Kraft Heinz semble vouloir suivre cette tendance en séparant certaines divisions, pour mieux valoriser les marques qui fonctionnent encore et se départir de celles qui peinent à s'adapter. Le virage santé n'est plus une option : c'est une condition pour rester dans la course.
PHOTO ANDRÉ PICHETTE, ARCHIVES LA PRESSE
L'approche marketing de l'industrie agroalimentaire doit être repensée, car l'approche des consommateurs a changé.
Mais au-delà des produits eux-mêmes, c'est l'approche marketing de l'industrie agroalimentaire qui doit être repensée. Pendant des décennies, les marques ont misé sur l'achat impulsif : couleurs vives, placements stratégiques, slogans accrocheurs et effet de nouveauté. Ce modèle montre aujourd'hui ses limites. L'étude du JAMC le suggère : la consommation émotionnelle et non planifiée a contribué à la montée de l'obésité.
Désormais, les Canadiens souhaitent reprendre le contrôle, planifier leurs repas, comprendre ce qu'ils mangent.

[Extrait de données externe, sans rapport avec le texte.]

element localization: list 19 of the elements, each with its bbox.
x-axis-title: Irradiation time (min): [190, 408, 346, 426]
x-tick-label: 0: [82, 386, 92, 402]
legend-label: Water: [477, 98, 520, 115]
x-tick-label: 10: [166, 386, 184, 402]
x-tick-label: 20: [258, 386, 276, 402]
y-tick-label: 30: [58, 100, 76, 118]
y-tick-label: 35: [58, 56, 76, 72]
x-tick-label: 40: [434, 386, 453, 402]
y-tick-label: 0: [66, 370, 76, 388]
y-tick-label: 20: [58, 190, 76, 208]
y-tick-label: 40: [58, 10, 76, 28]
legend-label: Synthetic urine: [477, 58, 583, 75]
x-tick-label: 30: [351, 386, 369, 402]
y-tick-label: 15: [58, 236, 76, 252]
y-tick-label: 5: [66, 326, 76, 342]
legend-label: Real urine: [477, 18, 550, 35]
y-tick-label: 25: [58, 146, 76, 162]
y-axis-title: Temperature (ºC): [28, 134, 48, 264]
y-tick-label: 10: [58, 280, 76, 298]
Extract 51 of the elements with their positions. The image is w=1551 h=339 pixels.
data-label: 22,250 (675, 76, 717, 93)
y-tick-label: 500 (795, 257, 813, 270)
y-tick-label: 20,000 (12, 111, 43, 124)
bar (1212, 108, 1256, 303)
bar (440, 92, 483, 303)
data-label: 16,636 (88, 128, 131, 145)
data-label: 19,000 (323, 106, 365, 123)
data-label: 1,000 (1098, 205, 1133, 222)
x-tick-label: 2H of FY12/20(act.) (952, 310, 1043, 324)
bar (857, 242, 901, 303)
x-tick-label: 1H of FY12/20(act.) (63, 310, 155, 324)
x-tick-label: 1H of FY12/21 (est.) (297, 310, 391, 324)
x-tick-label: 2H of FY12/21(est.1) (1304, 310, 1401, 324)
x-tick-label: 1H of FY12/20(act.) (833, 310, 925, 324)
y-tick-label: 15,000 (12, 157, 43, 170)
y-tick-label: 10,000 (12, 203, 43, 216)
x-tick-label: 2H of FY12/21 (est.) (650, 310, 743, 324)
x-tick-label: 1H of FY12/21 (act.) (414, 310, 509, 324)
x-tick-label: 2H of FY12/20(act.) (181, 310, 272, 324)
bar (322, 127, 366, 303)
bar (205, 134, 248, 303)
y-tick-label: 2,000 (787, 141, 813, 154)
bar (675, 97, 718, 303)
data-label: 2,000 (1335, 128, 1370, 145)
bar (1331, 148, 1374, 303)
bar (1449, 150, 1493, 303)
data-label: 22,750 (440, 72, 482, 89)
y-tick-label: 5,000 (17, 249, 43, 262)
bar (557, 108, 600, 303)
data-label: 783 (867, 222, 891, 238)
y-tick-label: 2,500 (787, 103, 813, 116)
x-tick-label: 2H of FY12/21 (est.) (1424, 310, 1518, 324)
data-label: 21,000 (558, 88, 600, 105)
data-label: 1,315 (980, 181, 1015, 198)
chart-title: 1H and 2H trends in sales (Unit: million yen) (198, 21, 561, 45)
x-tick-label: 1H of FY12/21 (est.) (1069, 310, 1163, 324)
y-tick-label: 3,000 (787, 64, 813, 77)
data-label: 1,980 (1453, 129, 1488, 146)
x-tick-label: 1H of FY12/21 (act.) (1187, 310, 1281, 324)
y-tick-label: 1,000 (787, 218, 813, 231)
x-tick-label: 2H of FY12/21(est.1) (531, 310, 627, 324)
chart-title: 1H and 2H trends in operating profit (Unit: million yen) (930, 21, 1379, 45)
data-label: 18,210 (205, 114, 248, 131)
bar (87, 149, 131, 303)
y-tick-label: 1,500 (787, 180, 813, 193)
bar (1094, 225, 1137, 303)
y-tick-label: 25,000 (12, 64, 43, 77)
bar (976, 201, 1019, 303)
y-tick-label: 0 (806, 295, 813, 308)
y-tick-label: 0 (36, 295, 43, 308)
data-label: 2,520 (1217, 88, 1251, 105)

Les entreprises devront donc passer d'un marketing fondé sur l'impulsion à un marketing fondé sur l'intention – et c'est un changement majeur.
Pendant ce temps, l'industrie pharmaceutique entre en scène. En 2023, environ 1 million de Canadiens utilisaient déjà des médicaments comme l'Ozempic – conçus pour traiter le diabète, mais désormais largement prescrits pour la perte de poids. Et la tendance s'accélère : on estime que près de 2 millions de Canadiens pourraient être sous traitement avec un médicament de type GLP-1 (régulation de la glycémie et de l'appétit) d'ici 2030. Ces traitements sont coûteux : plus de 660 millions de dollars ont déjà été couverts par les régimes publics pour l'Ozempic seulement. Cela montre à quel point la médecine prend maintenant le relais là où notre système alimentaire échoue.
En somme, ce n'est pas qu'un enjeu de santé publique. C'est un signal clair : notre façon de produire, de transformer, de promouvoir et de vendre les aliments doit changer. Sinon, ce ne sont pas les supermarchés qui s'adapteront, mais les pharmaciens – à nos frais.